Profiling Alloy Models

Abstract

Modeling of software-intensive systems using formal declarative modeling languages offers a means of managing software complexity through the use of abstraction and early identification of correctness issues by formal analysis. Alloy is one such language used for modeling systems early in the development process. Nevertheless, little work has been done to study the styles and techniques commonly used in Alloy models.

We present the first static analysis study of Alloy models. We investigate research questions that examine a large corpus of 2,138 Alloy models. To evaluate these research questions, we create a methodology that leverages the power of ANTLR pattern matching and the query language XPath. We investigate the parse tree generated from each Alloy model and identify instances of formulated queries that are of interest to our research questions. We present the results and discuss the findings from examining these research questions.

Our research questions are split into three categories depending on their purpose and implementation complexity. Characteristics of Models include ``surface-level" research questions that aim to identify what language constructs are used commonly. We also correlate certain model features using linear regression to determine the best predictors for model length and field count. Patterns of Use questions are considerably more complex and attempt to identify how modelers are using Alloy's constructs. Analysis Complexity questions explore the use of Alloy model features and constructs that may impact solving time.

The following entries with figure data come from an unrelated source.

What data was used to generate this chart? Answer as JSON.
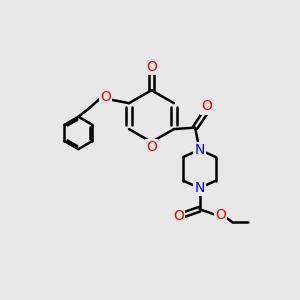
{
  "bg_color": "#e8e8e8",
  "bond_color": "#000000",
  "bond_width": 1.8,
  "atom_colors": {
    "O": "#ff0000",
    "N": "#0000ff"
  },
  "font_size": 10,
  "fig_size": [
    3.0,
    3.0
  ],
  "dpi": 100
}
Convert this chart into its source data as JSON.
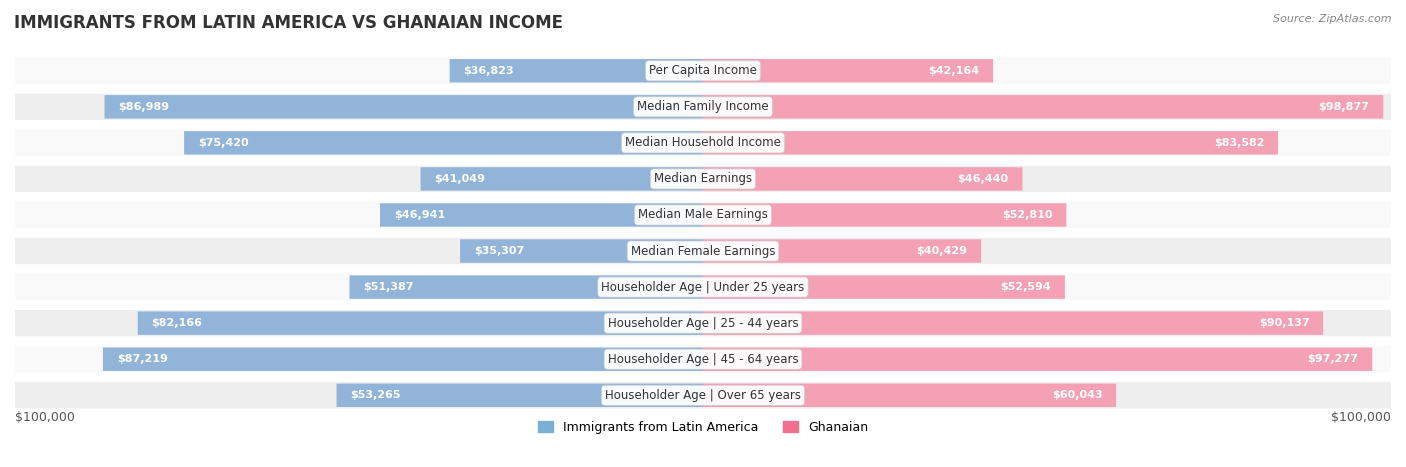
{
  "title": "IMMIGRANTS FROM LATIN AMERICA VS GHANAIAN INCOME",
  "source": "Source: ZipAtlas.com",
  "categories": [
    "Per Capita Income",
    "Median Family Income",
    "Median Household Income",
    "Median Earnings",
    "Median Male Earnings",
    "Median Female Earnings",
    "Householder Age | Under 25 years",
    "Householder Age | 25 - 44 years",
    "Householder Age | 45 - 64 years",
    "Householder Age | Over 65 years"
  ],
  "latin_america_values": [
    36823,
    86989,
    75420,
    41049,
    46941,
    35307,
    51387,
    82166,
    87219,
    53265
  ],
  "ghanaian_values": [
    42164,
    98877,
    83582,
    46440,
    52810,
    40429,
    52594,
    90137,
    97277,
    60043
  ],
  "max_value": 100000,
  "latin_america_color_bar": "#92b4d9",
  "latin_america_color_dark": "#6691c4",
  "ghanaian_color_bar": "#f4a0b5",
  "ghanaian_color_dark": "#e8608a",
  "label_color_light": "#555555",
  "label_color_dark": "#ffffff",
  "background_color": "#f5f5f5",
  "row_bg_light": "#f9f9f9",
  "row_bg_dark": "#eeeeee",
  "legend_latin_color": "#7bafd4",
  "legend_ghanaian_color": "#f07090",
  "xlim": 100000,
  "xlabel_left": "$100,000",
  "xlabel_right": "$100,000"
}
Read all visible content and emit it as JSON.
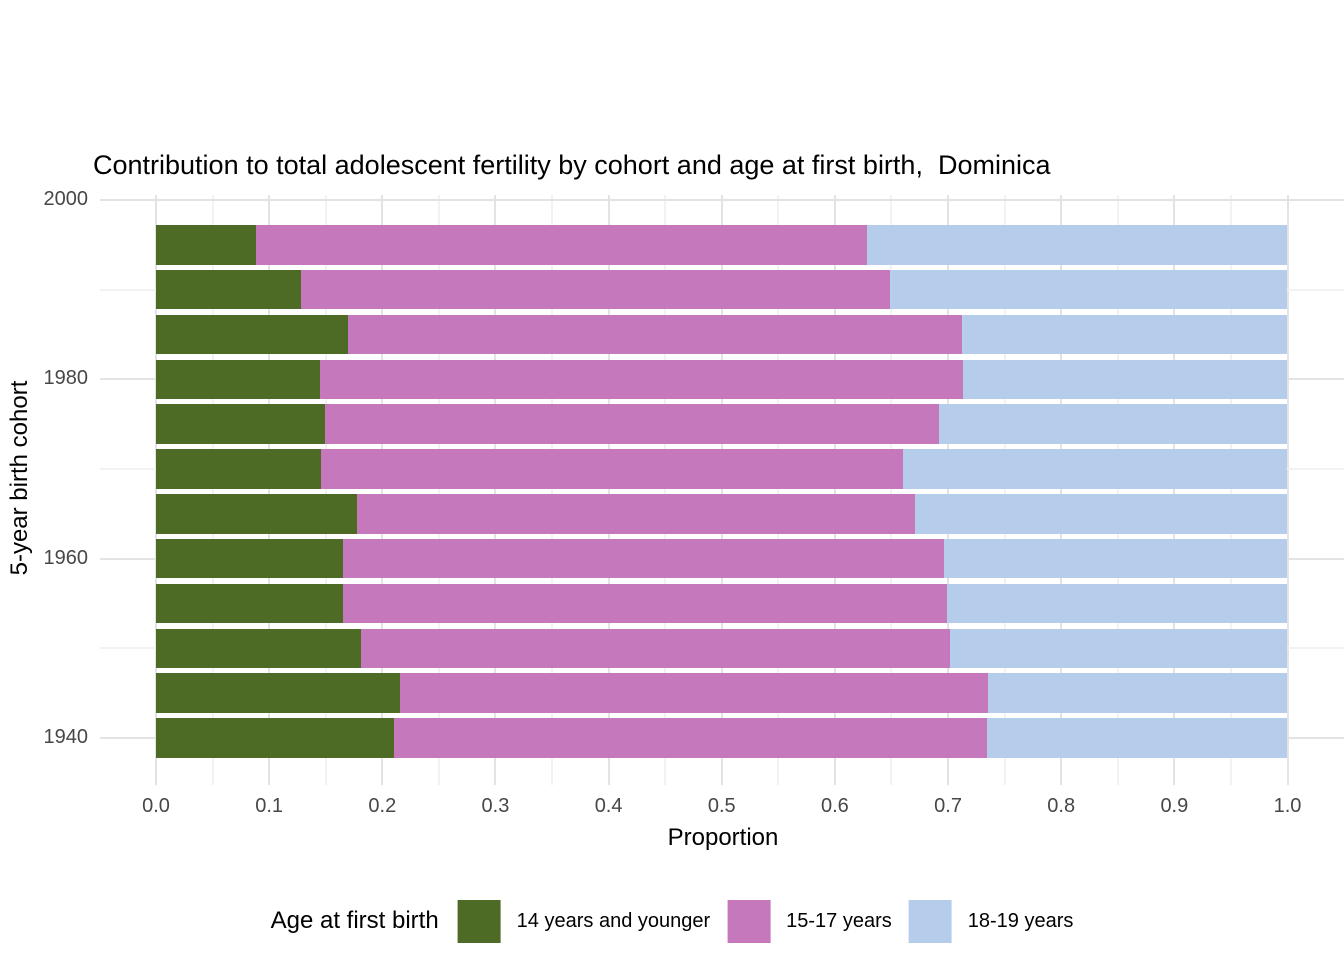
{
  "title": "Contribution to total adolescent fertility by cohort and age at first birth,  Dominica",
  "axes": {
    "x": {
      "title": "Proportion",
      "ticks": [
        "0.0",
        "0.1",
        "0.2",
        "0.3",
        "0.4",
        "0.5",
        "0.6",
        "0.7",
        "0.8",
        "0.9",
        "1.0"
      ]
    },
    "y": {
      "title": "5-year birth cohort",
      "ticks": [
        "2000",
        "1980",
        "1960",
        "1940"
      ]
    }
  },
  "legend": {
    "title": "Age at first birth",
    "items": [
      {
        "label": "14 years and younger",
        "color": "#4d6b24"
      },
      {
        "label": "15-17 years",
        "color": "#c678bd"
      },
      {
        "label": "18-19 years",
        "color": "#b5cdeb"
      }
    ]
  },
  "chart_data": {
    "type": "bar",
    "orientation": "horizontal",
    "stacked": true,
    "title": "Contribution to total adolescent fertility by cohort and age at first birth,  Dominica",
    "xlabel": "Proportion",
    "ylabel": "5-year birth cohort",
    "xlim": [
      0,
      1
    ],
    "grid": true,
    "legend_position": "bottom",
    "categories": [
      1995,
      1990,
      1985,
      1980,
      1975,
      1970,
      1965,
      1960,
      1955,
      1950,
      1945,
      1940
    ],
    "series": [
      {
        "name": "14 years and younger",
        "color": "#4d6b24",
        "values": [
          0.088,
          0.128,
          0.17,
          0.145,
          0.149,
          0.146,
          0.178,
          0.165,
          0.165,
          0.181,
          0.216,
          0.21
        ]
      },
      {
        "name": "15-17 years",
        "color": "#c678bd",
        "values": [
          0.54,
          0.521,
          0.542,
          0.568,
          0.543,
          0.514,
          0.493,
          0.531,
          0.534,
          0.521,
          0.519,
          0.524
        ]
      },
      {
        "name": "18-19 years",
        "color": "#b5cdeb",
        "values": [
          0.372,
          0.351,
          0.288,
          0.287,
          0.308,
          0.34,
          0.329,
          0.304,
          0.301,
          0.298,
          0.265,
          0.266
        ]
      }
    ]
  }
}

We draw conclusions from the results of our research questions and present findings for language and tool designers, educators and optimization developers. Findings aimed at language and tool designers present ways to improve the Alloy language by adding constructs or removing unused ones based on trends identified in our corpus of models. Findings for educators are intended to highlight underutilized language constructs and features, and help student modelers avoid discouraged practices. Lastly, we present a number of findings for optimization developers that provide suggestions for back-end improvements.